Kültür
Giriş Tarihi : 08-04-2018 13:00   Güncelleme : 09-04-2018 09:13

Ne ararsan bulunur derde devadan gayrı

Her taş yaralamak ya da can yakmak için değildir kâri. En azından başından savmak içindir musibeti…

Ne ararsan bulunur derde devadan gayrı

Bazen kendi kendime isimler veriyorum vakitlere kâri. Hüzün vaktim mesela benim, tefekkür vaktim, şiir vaktim… Ve ağlamak vakti şimdi… Anlamak vakti. Lakin ölen için değil kalan için, ölemeyen için belki ve hatta belki öldüren için ağlamak…  Zannederim ki göz sadece görmek için halk edilmemiştir de ağlamak dahi vazifesidir onun. Ve zannımca ağlayamayan göz görse de kördür, körse de kör…

Ellerim titriyor şimdi kâri. Gözlerim titriyor ve içimde bir şeyler var konuşamıyorum ama inliyor. Acziyetimden mahcubum şimdi. Elimden gelenin yazmak olması dahi irkiltiyor damarımdaki kanı. Gözlerimin önü kararıyor ve kekemeye tutuluyor dilim, konuşmaktan utanıyorum ve yazmaktan acı çekiyorum şimdi. İnsan bazı vakitler güçlü olmak istiyor, çok güçlü, en güçlü belki de… Durdurabilmek istiyor bazı şeyleri, engel olabilmek diliyor ama olmuyor, olamıyor. İnsan aciz, güçsüz, nakıs, gafil…

“Gündem” denen “şey”in dışında kalmak hep daha sevimli geliyor bana. Onun dışında olmak istiyorum lakin bunun mümkün olamadığının da farkındayım.

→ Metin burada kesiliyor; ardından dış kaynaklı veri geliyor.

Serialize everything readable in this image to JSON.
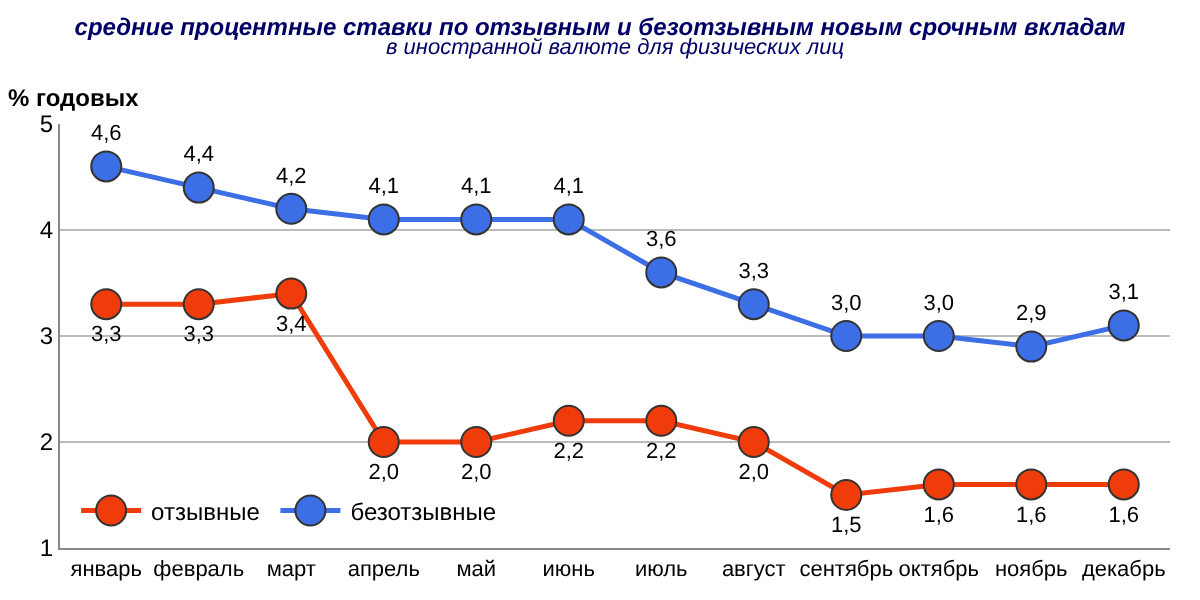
{
  "chart_data": {
    "type": "line",
    "title": "средние процентные ставки по отзывным и безотзывным новым срочным вкладам",
    "subtitle": "в иностранной валюте для физических лиц",
    "ylabel": "% годовых",
    "categories": [
      "январь",
      "февраль",
      "март",
      "апрель",
      "май",
      "июнь",
      "июль",
      "август",
      "сентябрь",
      "октябрь",
      "ноябрь",
      "декабрь"
    ],
    "series": [
      {
        "name": "отзывные",
        "color": "#f03c0a",
        "values": [
          3.3,
          3.3,
          3.4,
          2.0,
          2.0,
          2.2,
          2.2,
          2.0,
          1.5,
          1.6,
          1.6,
          1.6
        ],
        "value_labels": [
          "3,3",
          "3,3",
          "3,4",
          "2,0",
          "2,0",
          "2,2",
          "2,2",
          "2,0",
          "1,5",
          "1,6",
          "1,6",
          "1,6"
        ]
      },
      {
        "name": "безотзывные",
        "color": "#3c6ee6",
        "values": [
          4.6,
          4.4,
          4.2,
          4.1,
          4.1,
          4.1,
          3.6,
          3.3,
          3.0,
          3.0,
          2.9,
          3.1
        ],
        "value_labels": [
          "4,6",
          "4,4",
          "4,2",
          "4,1",
          "4,1",
          "4,1",
          "3,6",
          "3,3",
          "3,0",
          "3,0",
          "2,9",
          "3,1"
        ]
      }
    ],
    "ylim": [
      1,
      5
    ],
    "yticks": [
      1,
      2,
      3,
      4,
      5
    ],
    "grid": "y",
    "legend": "bottom left",
    "marker": "circle",
    "line_style": "solid"
  }
}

Günceli takip belki gerekli ama bazı vakitler gerekenden uzaklaşmak da gerekir. Misal ki gündem bu denli ölümle ve hatta cinayetle boğulmuşken en masum diyara kitapların diyarına kaçmak istiyorum. Ama yapamıyorum. Bu yazıyı işte o ölümler için yazıyorum biraz da… Öldürülenler için belki de…

Şimdi kendi kendime soruyorum, sitem için değil, suçlamak için değil, hesap sormak ya da hesaplaşmak için değil yalnızca acziyetim için, mahcubiyetim için soruyorum; bu memleketin aklı başında insanları, eli yeten dili tutan, sözü geçen insanları ölmüş müdür ki? Neden hiç ses gelmiyor taşın değdiği yerlerden? Kimsenin canı yanmıyor mu? Yoksa taşı kaldıramıyorsak da başımızı kaldırsak en azından yerden, kâfi değil mi bu kadarı bile? Görebilsek, durdurabilsek mesela… Söndürebilsek ateşi… Yoksa yanacağız, ama hep beraber…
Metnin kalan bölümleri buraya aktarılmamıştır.